What in the Hell Happened at SuperBowl XLIX?

(Originally Published Tuesday, February 3, 2015)
So the SuperBowl didn’t quite turn out the way I was hoping. We were so. Damn. Close. A few of my buddies would’ve won some pretty decent cash money if only Seattle had scored that last touchdown. Alas, my dreams of seeing the Patriots suffer did not come to fruition.

The first quarter ended with no score. Seattle had a paltry 13 yards and New England clocked in at 75 yards. Brady threw a TD pass to LaFell to bring the score to 7-0. At this point, Seahawks’ QB, Russell Wilson had yet to complete a pass. Yes, it’s in the middle of the second quarter and he still didn’t have a completion. That’s a real SuperBowl-caliber quarterback right there. He didn’t hit a guy until there was 5:36 left in the half! Just pathetic. Luckily, Beast Mode Marshawn Lynch ran in for a Touchdown to tie the game at 7-7. With 31 seconds left in the half, Gronkowski caught a 22-yard pass from Brady.
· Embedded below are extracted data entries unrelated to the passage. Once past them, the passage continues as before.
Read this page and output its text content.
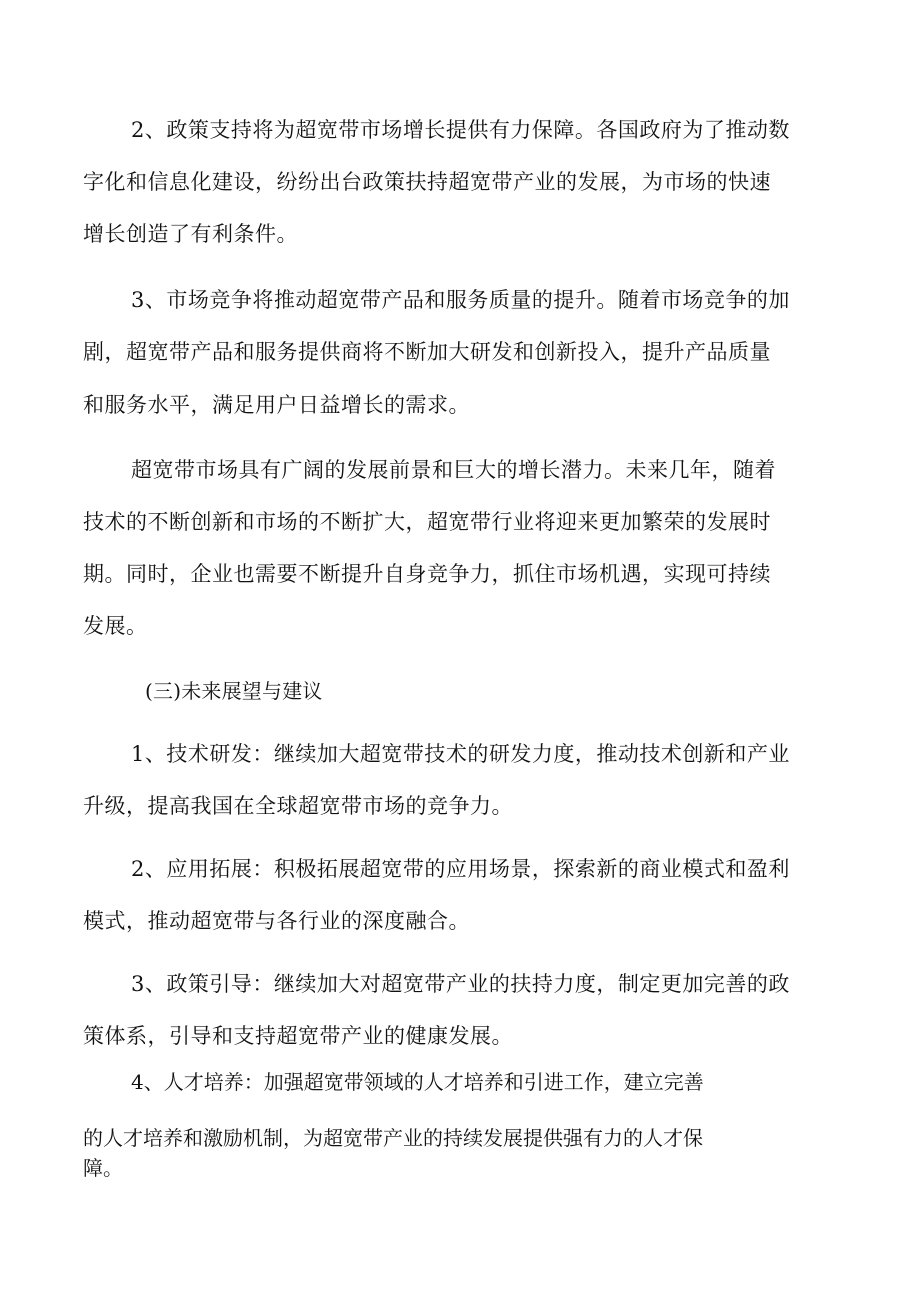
2、政策支持将为超宽带市场增长提供有力保障。各国政府为了推动数
字化和信息化建设，纷纷出台政策扶持超宽带产业的发展，为市场的快速
增长创造了有利条件。
3、市场竞争将推动超宽带产品和服务质量的提升。随着市场竞争的加
剧，超宽带产品和服务提供商将不断加大研发和创新投入，提升产品质量
和服务水平，满足用户日益增长的需求。
超宽带市场具有广阔的发展前景和巨大的增长潜力。未来几年，随着
技术的不断创新和市场的不断扩大，超宽带行业将迎来更加繁荣的发展时
期。同时，企业也需要不断提升自身竞争力，抓住市场机遇，实现可持续
发展。
(三)未来展望与建议
1、技术研发：继续加大超宽带技术的研发力度，推动技术创新和产业
升级，提高我国在全球超宽带市场的竞争力。
2、应用拓展：积极拓展超宽带的应用场景，探索新的商业模式和盈利
模式，推动超宽带与各行业的深度融合。
3、政策引导：继续加大对超宽带产业的扶持力度，制定更加完善的政
策体系，引导和支持超宽带产业的健康发展。
4、人才培养：加强超宽带领域的人才培养和引进工作，建立完善
的人才培养和激励机制，为超宽带产业的持续发展提供强有力的人才保
障。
On that play, Brady tied Joe Montana for most TD passes thrown in the SuperBowl with 11. Aaaaaaand then Wilson threw a Touchdown with 2 seconds left in the half to tie it all back up after a face mask call moved them into the red zone.
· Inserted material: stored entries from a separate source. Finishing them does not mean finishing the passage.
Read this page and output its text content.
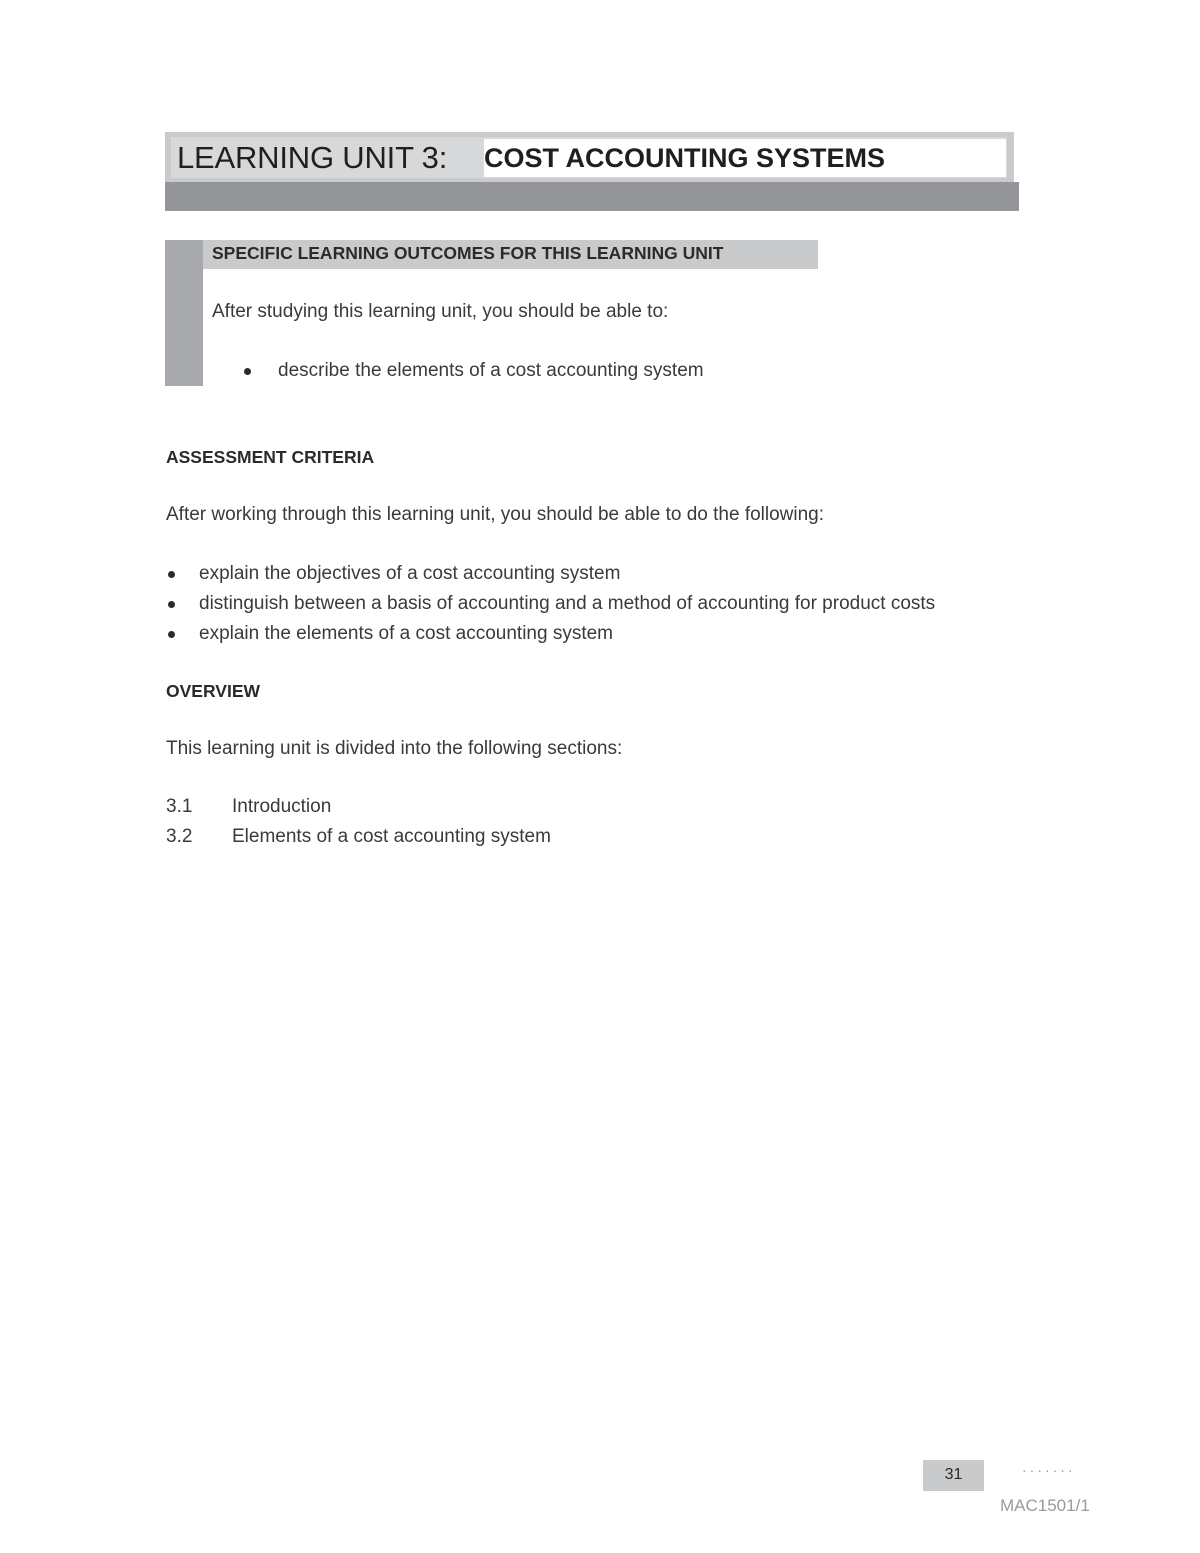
LEARNING UNIT 3: COST ACCOUNTING SYSTEMS
SPECIFIC LEARNING OUTCOMES FOR THIS LEARNING UNIT
After studying this learning unit, you should be able to:
describe the elements of a cost accounting system
ASSESSMENT CRITERIA
After working through this learning unit, you should be able to do the following:
explain the objectives of a cost accounting system
distinguish between a basis of accounting and a method of accounting for product costs
explain the elements of a cost accounting system
OVERVIEW
This learning unit is divided into the following sections:
3.1 Introduction
3.2 Elements of a cost accounting system
31	·······
MAC1501/1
The second half rolls around and the Seahawks decide they actually want to win. Hauschka, the kicker, put a Field Goal on the board to make the game 17-14. Chris Matthews–who made his first career catch in the first half–caught a huge 45-yarder. Lynch, like he does, ran the rest of the way in 4 carries. Once they were up, they had some pretty sweet plays. Brady, the demi-god, threw an interception. Oh my! The horror! Wagner had the pick, but on the return Sherman had a penalty, which put Seattle at midfield. Wilson spotted Baldwin in the endzone and lobbed a 3-yard pass to make the game 24-14 at the end of the third. Pats finally kept possession of the ball and Brady hit Amendola to make the game 21-24. The Patriots then forced a 3 and out on the next set of downs for Seattle. Edelman caught Brady’s next TD pass to overtake the lead with 28 points with 2:06 left in the game.
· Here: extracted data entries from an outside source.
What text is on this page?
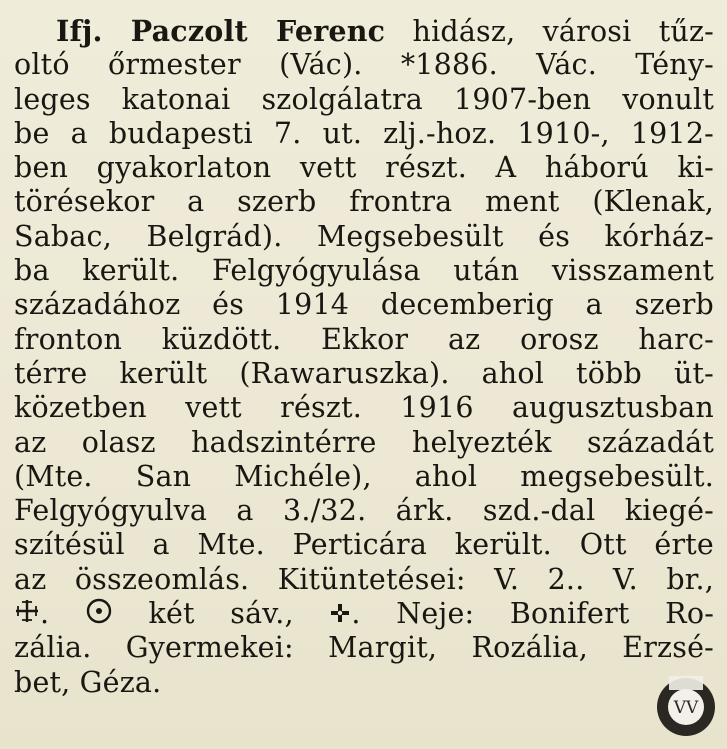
Ifj. Paczolt Ferenc hidász, városi tűz-
oltó őrmester (Vác). *1886. Vác. Tény-
leges katonai szolgálatra 1907-ben vonult
be a budapesti 7. ut. zlj.-hoz. 1910-, 1912-
ben gyakorlaton vett részt. A háború ki-
törésekor a szerb frontra ment (Klenak,
Sabac, Belgrád). Megsebesült és kórház-
ba került. Felgyógyulása után visszament
századához és 1914 decemberig a szerb
fronton küzdött. Ekkor az orosz harc-
térre került (Rawaruszka). ahol több üt-
közetben vett részt. 1916 augusztusban
az olasz hadszintérre helyezték századát
(Mte. San Michéle), ahol megsebesült.
Felgyógyulva a 3./32. árk. szd.-dal kiegé-
szítésül a Mte. Perticára került. Ott érte
az összeomlás. Kitüntetései: V. 2.. V. br.,
.	két sáv., . Neje: Bonifert Ro-
zália. Gyermekei: Margit, Rozália, Erzsé-
bet, Géza.
VV
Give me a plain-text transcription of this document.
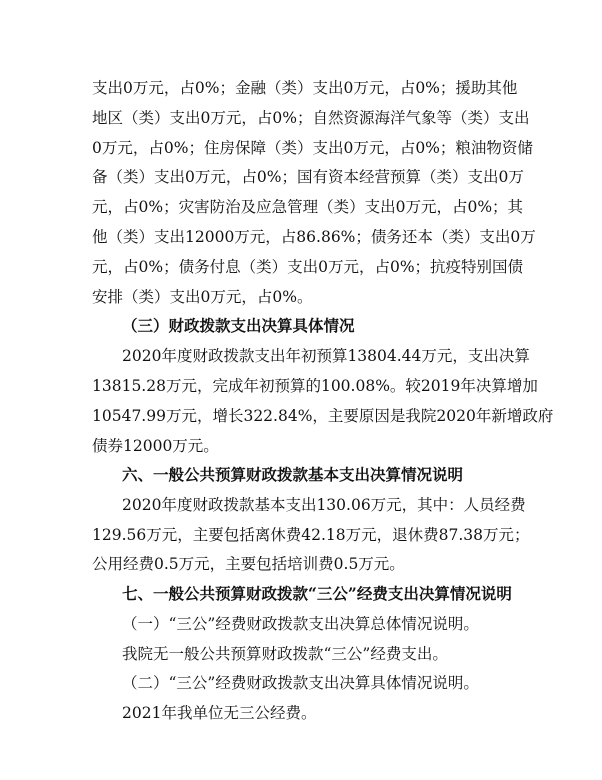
支出0万元，占0%；金融（类）支出0万元，占0%；援助其他
地区（类）支出0万元，占0%；自然资源海洋气象等（类）支出
0万元，占0%；住房保障（类）支出0万元，占0%；粮油物资储
备（类）支出0万元，占0%；国有资本经营预算（类）支出0万
元，占0%；灾害防治及应急管理（类）支出0万元，占0%；其
他（类）支出12000万元，占86.86%；债务还本（类）支出0万
元，占0%；债务付息（类）支出0万元，占0%；抗疫特别国债
安排（类）支出0万元，占0%。
（三）财政拨款支出决算具体情况
2020年度财政拨款支出年初预算13804.44万元，支出决算
13815.28万元，完成年初预算的100.08%。较2019年决算增加
10547.99万元，增长322.84%，主要原因是我院2020年新增政府
债券12000万元。
六、一般公共预算财政拨款基本支出决算情况说明
2020年度财政拨款基本支出130.06万元，其中：人员经费
129.56万元，主要包括离休费42.18万元，退休费87.38万元；
公用经费0.5万元，主要包括培训费0.5万元。
七、一般公共预算财政拨款“三公”经费支出决算情况说明
（一）“三公”经费财政拨款支出决算总体情况说明。
我院无一般公共预算财政拨款“三公”经费支出。
（二）“三公”经费财政拨款支出决算具体情况说明。
2021年我单位无三公经费。
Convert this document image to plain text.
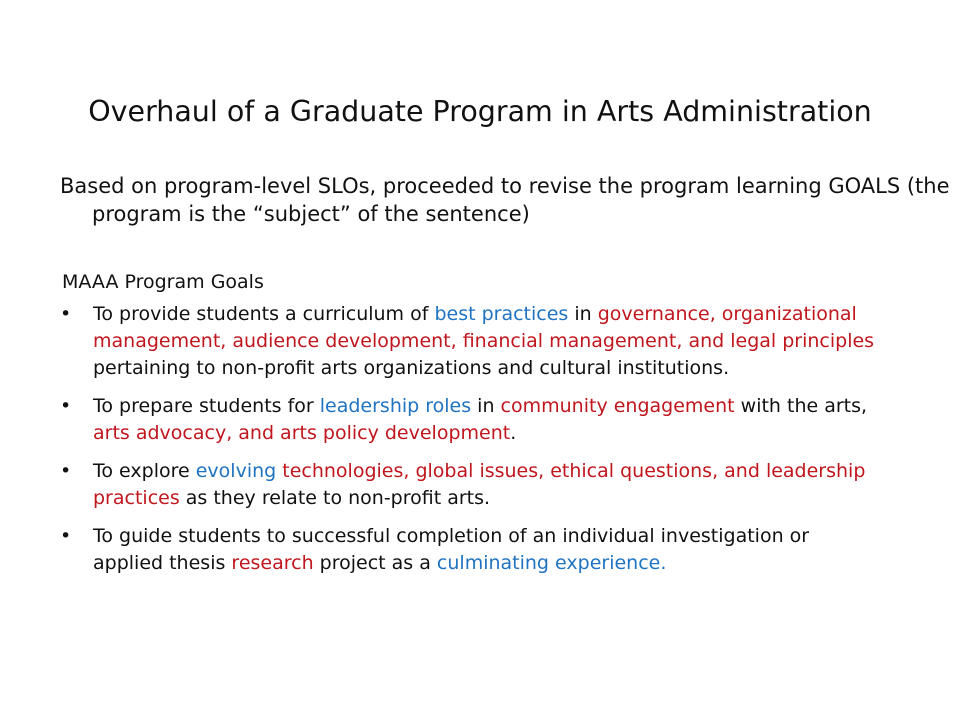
Overhaul of a Graduate Program in Arts Administration
Based on program-level SLOs, proceeded to revise the program learning GOALS (the program is the “subject” of the sentence)
MAAA Program Goals
• To provide students a curriculum of best practices in governance, organizational management, audience development, financial management, and legal principles pertaining to non-profit arts organizations and cultural institutions.
• To prepare students for leadership roles in community engagement with the arts, arts advocacy, and arts policy development.
• To explore evolving technologies, global issues, ethical questions, and leadership practices as they relate to non-profit arts.
• To guide students to successful completion of an individual investigation or applied thesis research project as a culminating experience.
Now here’s where the game gets insane. Seattle has the ball and is trying to march down the field. Wilson tosses up a huge Hail Mary to Kearse. The ball was somewhat blocked by the Pats defense, but the ball bounced off of Kearse’s legs while he was on his back and made the most amazing grab I’ve seen. The Seahawks had the ball on the New England 10! It was shaping up to be a Seattle Touchdown for the win. Lynch ran the ball to the 1 with 20 seconds left on the clock. Then Pete Carroll–Seattle’s head coach–made pretty much the worst decision possible. Instead of giving it to the player who’s nickname is “BEAST MODE”–he has the damn nickname for a reason–he decided to have Wilson  pass on a well-known route. It was so readable I actually laughed out loud. Just like you’d expect, New England’s Butler intercepted the ball on the 1. But because it was on the 1, Seattle had the chance to force a safety and get an onside kick. Then poor ol’ Michael Bennett got a little antsy and was called for an encroachment penalty. And just like that it was over. Seattle’s chances to win back-to-back SuperBowls were gone. The next play, there were shall we say, some unhappy players and punches were flying. A huge brawl broke out and a few players were ejected. Pats kneed the ball and it was game over. The Patriots won and I wanted to throw up with disdain. As the saying goes, “Cheaters always win”.